SH3 domain-binding glutamic acid-rich-like protein 3 is a protein that in humans is encoded by the SH3BGRL3 gene.

The 10.5kDa protein SH3 binding glutamic acid-rich protein-like 3 has an isoelectric point of 5.0. SH3 binding glutamic acid-rich (SH3BGR) gene is located to human chromosome 21. Two homologous genes, SH3BGRL and SH3BGRL3 are located to chromosome Xq13.3 and 1p34.3-35, respectively and code for small proteins similar to the N-terminal region of the SH3BGR protein. SH3BGRL3 protein shows a significant similarity to glutaredoxin 1 of E. coli, and all the three proteins are predicted to belong to thioredoxin-like protein family. Glutaredoxins (GRXs) are ubiquitous oxidoreductases, which catalyze the reduction of many intra-cellular protein disulfides and play an important role in many redox pathways. However, the SH3BGRL3 protein lacks the enzymatic function of glutaredoxins and may have a role as a regulator of redox activity.

Role in cancer 

Proteins such as glutaredoxin and thioredoxin are reported as up-regulated in many cancers such as lung and pancreatic; they have been implicated in increased resistance of cancer cells to free-radicals. There is little current evidence which directly links SH3GRPL3 with survival in cancer cells, however the protein has recently been identified as up-regulated in glioblastoma multiforme compared to normal cerebral tissue on proteomic analysis. Studies of acute promyelocytic leukemia cell line NB4 have also reported up-regulation of the protein.
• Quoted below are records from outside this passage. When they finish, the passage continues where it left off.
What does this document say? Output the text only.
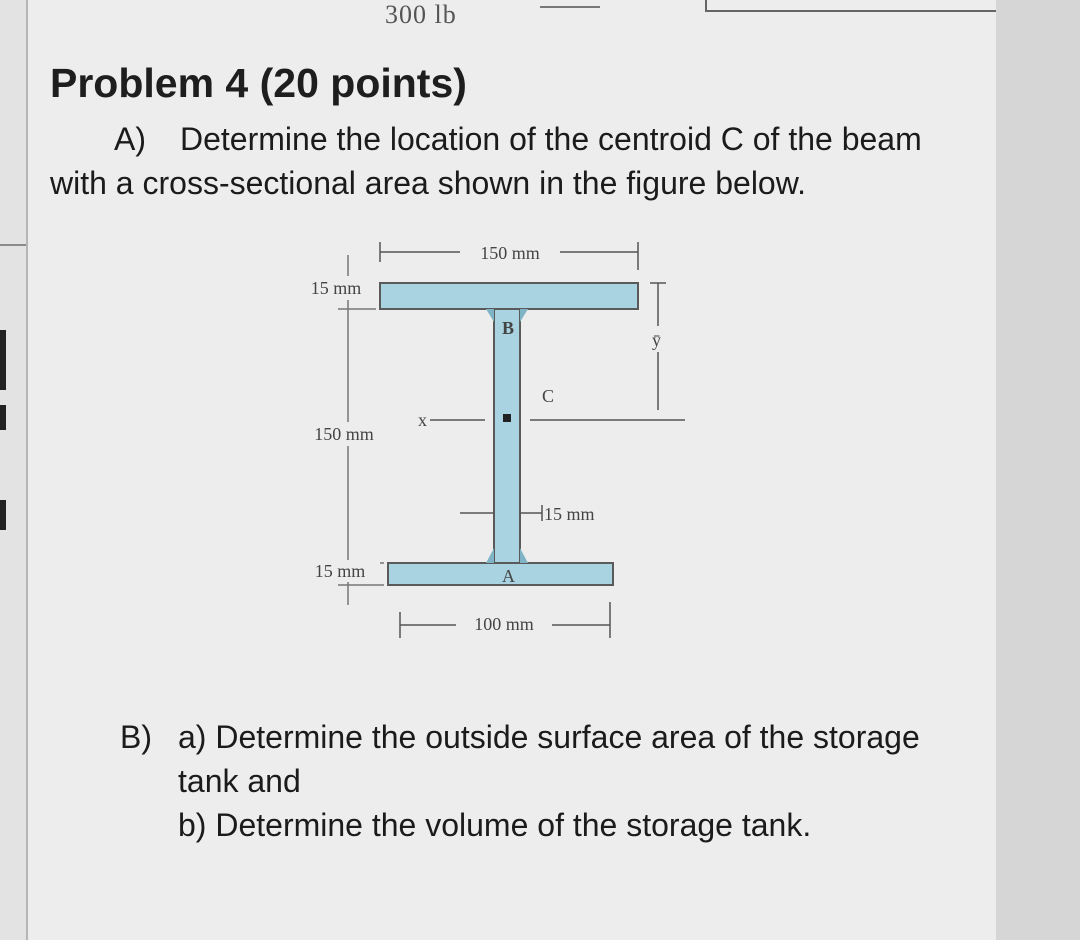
300 lb
Problem 4 (20 points)
A) Determine the location of the centroid C of the beam
with a cross-sectional area shown in the figure below.
150 mm
15 mm
150 mm
15 mm
100 mm
x
C
B
A
ȳ
15 mm
B) a) Determine the outside surface area of the storage
tank and
b) Determine the volume of the storage tank.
Conversely, the related protein SH3BGRL is reported to be downregulated in fibroblasts, lymphoid cells, and splenic tumor cells transformed by the viral oncogene v-Rel. Co-expression of SH3BGRL with v-Rel in primary splenic lymphocytes reduced the number of colonies formed by 76%.  Xu et al. reported SH3BGRPL3 protein as a post-translational modification of the 27kDa tumor necrosis factor alpha (TNF-α) inhibitory protein, TIP-B1. This protein is potentially involved in resistance of cells to the apoptosis-inducing effect of TNF-α.